Even now--more than 10 years after that Christmas party--a friend still remarks, "You lost a ton of weight" when we talk about law school or come across an old photograph of us together. He means to be nice. But each time he says it, I wince. For starters, there is the "ton." I lost 50 pounds--still 1,950 pounds shy of the full load.
Worse, I know that she can hear him--that "shadow" woman I used to be.
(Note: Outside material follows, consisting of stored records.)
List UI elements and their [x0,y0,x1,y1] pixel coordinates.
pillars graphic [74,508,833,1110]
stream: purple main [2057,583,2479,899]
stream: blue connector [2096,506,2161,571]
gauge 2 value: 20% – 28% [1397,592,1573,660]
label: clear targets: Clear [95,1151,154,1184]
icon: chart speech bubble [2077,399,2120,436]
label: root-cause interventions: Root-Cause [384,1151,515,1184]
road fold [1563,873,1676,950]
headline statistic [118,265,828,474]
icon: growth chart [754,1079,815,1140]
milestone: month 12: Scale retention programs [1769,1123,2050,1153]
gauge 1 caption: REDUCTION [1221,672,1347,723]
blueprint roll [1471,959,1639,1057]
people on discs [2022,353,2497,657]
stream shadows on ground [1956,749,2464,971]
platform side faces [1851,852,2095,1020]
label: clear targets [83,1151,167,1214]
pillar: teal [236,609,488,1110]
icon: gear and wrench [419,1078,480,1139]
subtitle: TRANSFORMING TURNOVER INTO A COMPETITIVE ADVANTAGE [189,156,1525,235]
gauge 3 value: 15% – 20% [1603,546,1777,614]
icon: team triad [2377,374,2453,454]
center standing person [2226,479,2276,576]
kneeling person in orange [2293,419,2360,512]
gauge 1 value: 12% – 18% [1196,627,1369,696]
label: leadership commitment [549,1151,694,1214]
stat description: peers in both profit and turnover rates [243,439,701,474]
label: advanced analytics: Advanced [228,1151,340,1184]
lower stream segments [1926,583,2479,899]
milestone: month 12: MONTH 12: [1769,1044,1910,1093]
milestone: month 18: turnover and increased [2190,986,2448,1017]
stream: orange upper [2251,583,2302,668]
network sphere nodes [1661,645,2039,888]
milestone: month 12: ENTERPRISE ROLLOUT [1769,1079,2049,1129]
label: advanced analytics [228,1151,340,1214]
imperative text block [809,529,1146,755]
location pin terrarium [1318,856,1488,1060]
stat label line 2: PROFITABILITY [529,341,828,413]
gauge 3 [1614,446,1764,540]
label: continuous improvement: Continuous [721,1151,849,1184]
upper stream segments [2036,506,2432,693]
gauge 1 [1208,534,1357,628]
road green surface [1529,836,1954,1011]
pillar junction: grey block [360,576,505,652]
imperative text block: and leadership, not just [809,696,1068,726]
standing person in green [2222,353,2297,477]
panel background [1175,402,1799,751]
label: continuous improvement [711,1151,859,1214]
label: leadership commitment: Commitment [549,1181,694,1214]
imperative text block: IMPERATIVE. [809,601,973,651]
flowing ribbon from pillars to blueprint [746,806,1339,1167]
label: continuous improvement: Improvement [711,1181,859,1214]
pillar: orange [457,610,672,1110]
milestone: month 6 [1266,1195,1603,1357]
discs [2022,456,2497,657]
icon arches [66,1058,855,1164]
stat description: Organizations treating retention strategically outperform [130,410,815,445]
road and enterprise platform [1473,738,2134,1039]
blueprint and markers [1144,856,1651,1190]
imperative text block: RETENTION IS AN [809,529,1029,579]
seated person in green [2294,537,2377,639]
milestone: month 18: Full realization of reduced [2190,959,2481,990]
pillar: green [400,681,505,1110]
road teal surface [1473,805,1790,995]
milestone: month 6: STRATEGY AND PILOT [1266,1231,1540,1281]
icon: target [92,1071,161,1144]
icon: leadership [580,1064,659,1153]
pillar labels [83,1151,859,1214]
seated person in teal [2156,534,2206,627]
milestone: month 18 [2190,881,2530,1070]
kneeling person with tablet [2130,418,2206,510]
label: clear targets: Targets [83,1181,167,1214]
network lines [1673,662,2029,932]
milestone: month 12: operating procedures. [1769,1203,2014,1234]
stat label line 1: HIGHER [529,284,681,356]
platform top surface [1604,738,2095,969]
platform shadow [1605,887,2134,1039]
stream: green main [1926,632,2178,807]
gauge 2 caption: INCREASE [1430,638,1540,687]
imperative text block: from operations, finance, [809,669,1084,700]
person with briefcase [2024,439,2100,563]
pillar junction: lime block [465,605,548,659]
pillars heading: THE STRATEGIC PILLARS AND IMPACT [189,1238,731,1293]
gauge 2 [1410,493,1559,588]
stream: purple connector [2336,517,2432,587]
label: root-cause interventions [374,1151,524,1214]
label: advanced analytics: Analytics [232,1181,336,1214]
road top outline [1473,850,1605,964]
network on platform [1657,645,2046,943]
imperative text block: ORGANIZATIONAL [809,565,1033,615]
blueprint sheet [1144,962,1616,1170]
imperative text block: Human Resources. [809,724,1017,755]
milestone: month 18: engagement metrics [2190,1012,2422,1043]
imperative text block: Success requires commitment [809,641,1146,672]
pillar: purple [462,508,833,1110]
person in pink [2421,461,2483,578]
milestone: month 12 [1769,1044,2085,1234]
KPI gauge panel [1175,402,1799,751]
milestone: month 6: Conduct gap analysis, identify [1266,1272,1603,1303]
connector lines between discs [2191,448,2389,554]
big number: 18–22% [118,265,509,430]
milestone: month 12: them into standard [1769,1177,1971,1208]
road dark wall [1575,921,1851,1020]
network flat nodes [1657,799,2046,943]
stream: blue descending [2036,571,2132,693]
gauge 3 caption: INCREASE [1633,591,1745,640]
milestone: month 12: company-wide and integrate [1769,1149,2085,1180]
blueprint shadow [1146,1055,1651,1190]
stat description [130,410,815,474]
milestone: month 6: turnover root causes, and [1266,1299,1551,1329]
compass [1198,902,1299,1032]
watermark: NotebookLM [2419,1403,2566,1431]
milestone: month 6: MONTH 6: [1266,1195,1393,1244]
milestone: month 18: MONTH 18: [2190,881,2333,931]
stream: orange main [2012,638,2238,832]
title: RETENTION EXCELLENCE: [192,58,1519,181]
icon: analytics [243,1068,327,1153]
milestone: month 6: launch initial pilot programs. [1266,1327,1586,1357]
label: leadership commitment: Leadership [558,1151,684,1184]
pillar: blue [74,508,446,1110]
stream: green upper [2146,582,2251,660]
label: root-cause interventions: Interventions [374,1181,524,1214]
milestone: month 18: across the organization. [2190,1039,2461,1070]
His compliment is at her expense, implicitly saying to her--the younger, heavier version of me--"You needed to lose a ton of weight." It makes me aware how much I was judged when I was overweight, and how vulnerable I had been.
In many ways, I was better off not knowing. I believed that people saw past my size, that I could still look attractive and wear beautiful clothes. That people saw me, rather than someone who was "overweight."
And to some degree that was true. One friend didn't even notice I'd lost weight. I had to tell her. "Really?" she asked, amazed. "I thought you always looked nice." Perversely, my feelings were hurt, until I realized that, to her, I was a pleasant face over a coffee cup, a chatting voice on the telephone. My body was just the thing that carried me around.
As for my then-new boyfriend? As we walked home after the party, Christmas lights bright above us, I asked whether he felt any different about me, knowing that I had once been overweight. He took my hand.
"It makes me feel a little better, actually," he said. "You're smart, you have a great job, a nice life. And a great body. It's reassuring to know that you have to work at it like the rest of us."
Reader, I married him.
Rene L. Todd, a freelance writer in Bethesda, Md., still owns the Little Black Dress.